June 26, 2013
By NATHAN DEEN
FORT BENNING, Ga., (June 26, 2013) -- These days, Charles Flowers is staying out of the spotlight.
But if the Smiths Station football team, which has a combined record of 9-11 the last two seasons, has a turnaround year, you may find Flowers' signature on it.
I sat down Monday with the former head coach who took a 3-6 Shaw High School football team and turned it into a state powerhouse, including a state championship in 2000. I was curious to find out what the local legend had been up to since he retired from coaching in Georgia in 2011.
Aside from spending more time with family, Flowers said he has just one purpose in coaching now: To reach kids at a younger age and teach them the fundamentals of the game.

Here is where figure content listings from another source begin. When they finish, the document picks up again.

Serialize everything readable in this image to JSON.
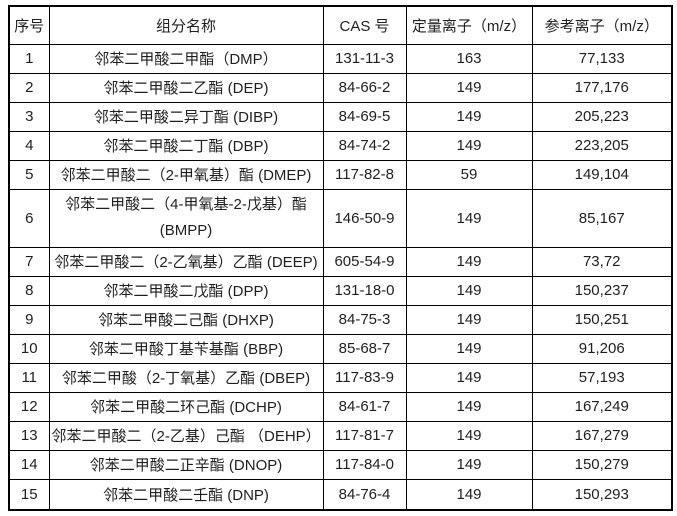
{
  "table": {
    "headers": [
      "序号",
      "组分名称",
      "CAS 号",
      "定量离子（m/z）",
      "参考离子（m/z）"
    ],
    "rows": [
      {
        "no": "1",
        "name": "邻苯二甲酸二甲酯（DMP）",
        "cas": "131-11-3",
        "quant": "163",
        "ref": "77,133"
      },
      {
        "no": "2",
        "name": "邻苯二甲酸二乙酯 (DEP)",
        "cas": "84-66-2",
        "quant": "149",
        "ref": "177,176"
      },
      {
        "no": "3",
        "name": "邻苯二甲酸二异丁酯 (DIBP)",
        "cas": "84-69-5",
        "quant": "149",
        "ref": "205,223"
      },
      {
        "no": "4",
        "name": "邻苯二甲酸二丁酯 (DBP)",
        "cas": "84-74-2",
        "quant": "149",
        "ref": "223,205"
      },
      {
        "no": "5",
        "name": "邻苯二甲酸二（2-甲氧基）酯 (DMEP)",
        "cas": "117-82-8",
        "quant": "59",
        "ref": "149,104"
      },
      {
        "no": "6",
        "name": "邻苯二甲酸二（4-甲氧基-2-戊基）酯",
        "name2": "(BMPP)",
        "cas": "146-50-9",
        "quant": "149",
        "ref": "85,167"
      },
      {
        "no": "7",
        "name": "邻苯二甲酸二（2-乙氧基）乙酯 (DEEP)",
        "cas": "605-54-9",
        "quant": "149",
        "ref": "73,72"
      },
      {
        "no": "8",
        "name": "邻苯二甲酸二戊酯 (DPP)",
        "cas": "131-18-0",
        "quant": "149",
        "ref": "150,237"
      },
      {
        "no": "9",
        "name": "邻苯二甲酸二己酯 (DHXP)",
        "cas": "84-75-3",
        "quant": "149",
        "ref": "150,251"
      },
      {
        "no": "10",
        "name": "邻苯二甲酸丁基苄基酯 (BBP)",
        "cas": "85-68-7",
        "quant": "149",
        "ref": "91,206"
      },
      {
        "no": "11",
        "name": "邻苯二甲酸（2-丁氧基）乙酯 (DBEP)",
        "cas": "117-83-9",
        "quant": "149",
        "ref": "57,193"
      },
      {
        "no": "12",
        "name": "邻苯二甲酸二环己酯 (DCHP)",
        "cas": "84-61-7",
        "quant": "149",
        "ref": "167,249"
      },
      {
        "no": "13",
        "name": "邻苯二甲酸二（2-乙基）己酯 （DEHP）",
        "cas": "117-81-7",
        "quant": "149",
        "ref": "167,279"
      },
      {
        "no": "14",
        "name": "邻苯二甲酸二正辛酯 (DNOP)",
        "cas": "117-84-0",
        "quant": "149",
        "ref": "150,279"
      },
      {
        "no": "15",
        "name": "邻苯二甲酸二壬酯 (DNP)",
        "cas": "84-76-4",
        "quant": "149",
        "ref": "150,293"
      }
    ]
  }
}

As the ninth-grade head football coach at Smiths Station, Flowers said he'll provide input on the varsity team when asked, but otherwise he just hands his kids over to varsity head coach Mark Rose ready to go.
Flowers has a particular burden to share his love of the game with Fort Benning youths. He's hosted the Child, Youth & School Services summer football camp the past six years, coming back to Columbus even when he coached for three years in Albany, Ga.
"I think there are a lot of (military) athletes who haven't really been taught the game," he said. "It's important that the kids get the fundamentals."
You can't help but admire Flowers' ambition. He's as kind as they come -- he offered to buy my lunch after only meeting him for a second time -- and he genuinely cares about young people.
Any program with a 161-82 record with a high school football coach running its feeder system can get dangerously good in a short amount of time, but to most coaches, that would probably be a sacrifice. Flowers is a different story -- it's what he wants to do.
I asked him if he would ever consider taking over a varsity program in the future. His answer was a resounding "no," without hesitation or even a second thought.
"You feel like it's time to do something else and you don't really feel like you have to prove anything else," Flowers said. "I just feel like, right now, this is where I need to be and what I need to be doing."
The administration at Smiths Station can't complain about that, and the kids will benefit tremendously from it.